The dark, hallucinatory fable Redland, a 2009 film festival lapper just now receiving a limited release, begins and climaxes with two of the most audacious sex-meets-death set pieces in recent indie-movie memory. What's even more daring: First-time director Asiel Norton decided to shoot this starless, elliptical, defiantly mythic feature on 35mm film, with heavy filtration and apparently nothing but light that would be natural to its setting, the shanty of a dirt-poor family in Depression-era rural Northern California.
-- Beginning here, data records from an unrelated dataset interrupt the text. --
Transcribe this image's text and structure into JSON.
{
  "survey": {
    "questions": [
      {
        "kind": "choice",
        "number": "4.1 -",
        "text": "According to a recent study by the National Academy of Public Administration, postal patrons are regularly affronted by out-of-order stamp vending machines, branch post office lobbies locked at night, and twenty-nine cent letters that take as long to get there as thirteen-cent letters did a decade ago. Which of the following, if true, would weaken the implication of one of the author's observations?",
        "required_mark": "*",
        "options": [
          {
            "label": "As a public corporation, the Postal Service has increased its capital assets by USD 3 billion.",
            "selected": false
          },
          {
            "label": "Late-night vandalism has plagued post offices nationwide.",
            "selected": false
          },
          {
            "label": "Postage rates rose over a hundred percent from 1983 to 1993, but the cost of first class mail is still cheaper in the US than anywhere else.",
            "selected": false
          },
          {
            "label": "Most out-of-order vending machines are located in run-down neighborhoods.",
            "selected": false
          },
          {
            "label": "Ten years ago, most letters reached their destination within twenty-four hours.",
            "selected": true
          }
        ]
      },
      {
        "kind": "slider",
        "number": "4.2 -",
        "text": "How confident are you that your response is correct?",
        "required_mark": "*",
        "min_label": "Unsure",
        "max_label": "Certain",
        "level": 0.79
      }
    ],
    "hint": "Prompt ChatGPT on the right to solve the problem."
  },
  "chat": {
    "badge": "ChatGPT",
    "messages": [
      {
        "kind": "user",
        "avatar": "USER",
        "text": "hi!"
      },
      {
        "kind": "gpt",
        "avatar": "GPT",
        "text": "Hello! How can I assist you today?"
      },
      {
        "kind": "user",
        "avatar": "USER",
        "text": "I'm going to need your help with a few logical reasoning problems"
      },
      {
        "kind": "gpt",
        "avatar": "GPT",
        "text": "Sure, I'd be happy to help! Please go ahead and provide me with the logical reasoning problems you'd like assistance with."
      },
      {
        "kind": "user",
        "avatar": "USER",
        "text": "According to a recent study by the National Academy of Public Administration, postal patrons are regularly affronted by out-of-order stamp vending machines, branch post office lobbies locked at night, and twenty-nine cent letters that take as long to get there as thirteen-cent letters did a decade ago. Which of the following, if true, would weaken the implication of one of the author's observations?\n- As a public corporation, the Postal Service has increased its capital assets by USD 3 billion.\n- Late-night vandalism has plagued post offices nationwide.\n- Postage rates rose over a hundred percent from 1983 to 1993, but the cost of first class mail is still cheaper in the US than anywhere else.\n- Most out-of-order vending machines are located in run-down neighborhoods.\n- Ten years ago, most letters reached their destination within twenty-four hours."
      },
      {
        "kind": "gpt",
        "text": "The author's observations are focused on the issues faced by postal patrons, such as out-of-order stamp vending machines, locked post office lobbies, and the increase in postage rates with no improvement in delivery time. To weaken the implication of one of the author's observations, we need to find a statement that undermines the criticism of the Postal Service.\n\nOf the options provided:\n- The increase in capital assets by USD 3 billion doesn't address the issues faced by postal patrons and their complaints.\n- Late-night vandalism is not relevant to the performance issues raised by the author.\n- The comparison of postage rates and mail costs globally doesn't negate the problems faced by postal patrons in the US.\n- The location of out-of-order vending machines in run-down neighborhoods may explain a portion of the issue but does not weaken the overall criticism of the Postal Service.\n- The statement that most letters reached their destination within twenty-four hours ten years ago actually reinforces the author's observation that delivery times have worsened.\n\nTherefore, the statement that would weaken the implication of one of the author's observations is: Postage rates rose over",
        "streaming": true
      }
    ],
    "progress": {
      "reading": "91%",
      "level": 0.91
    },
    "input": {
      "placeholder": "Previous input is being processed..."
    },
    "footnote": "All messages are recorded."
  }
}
The resulting look — sometimes barely emerging from the celluloid grain, often toned in sepia or moonlight blue — resembles a flickering, psychedelic daguerreotype; it's unlike anything I've ever seen before.

A disorienting daze of perspectives, with a soundtrack drone often subbing for dialogue, Redland sometimes seems to constitute the merged daydreams and ever-tenuous reality of Mary-Ann (Lucy Adden), a naïve young waif attempting to hide an affair from her family as starvation and isolation drive them all closer to madness and the brink of death.

When Mary-Ann's secret boyfriend (Toben Seymour) joins her father and brother on a last-ditch hunt for food, Norton scrambles the POV even further: One character's fantasies become another's paranoid visions within a collective nightmare. The depraved, desperation-trumps-morality, circle-of-life denouement is foreshadowed a little too heavily from the beginning, but with its hypnotic, singular aesthetic, Redland still casts a spell that's hard to shake.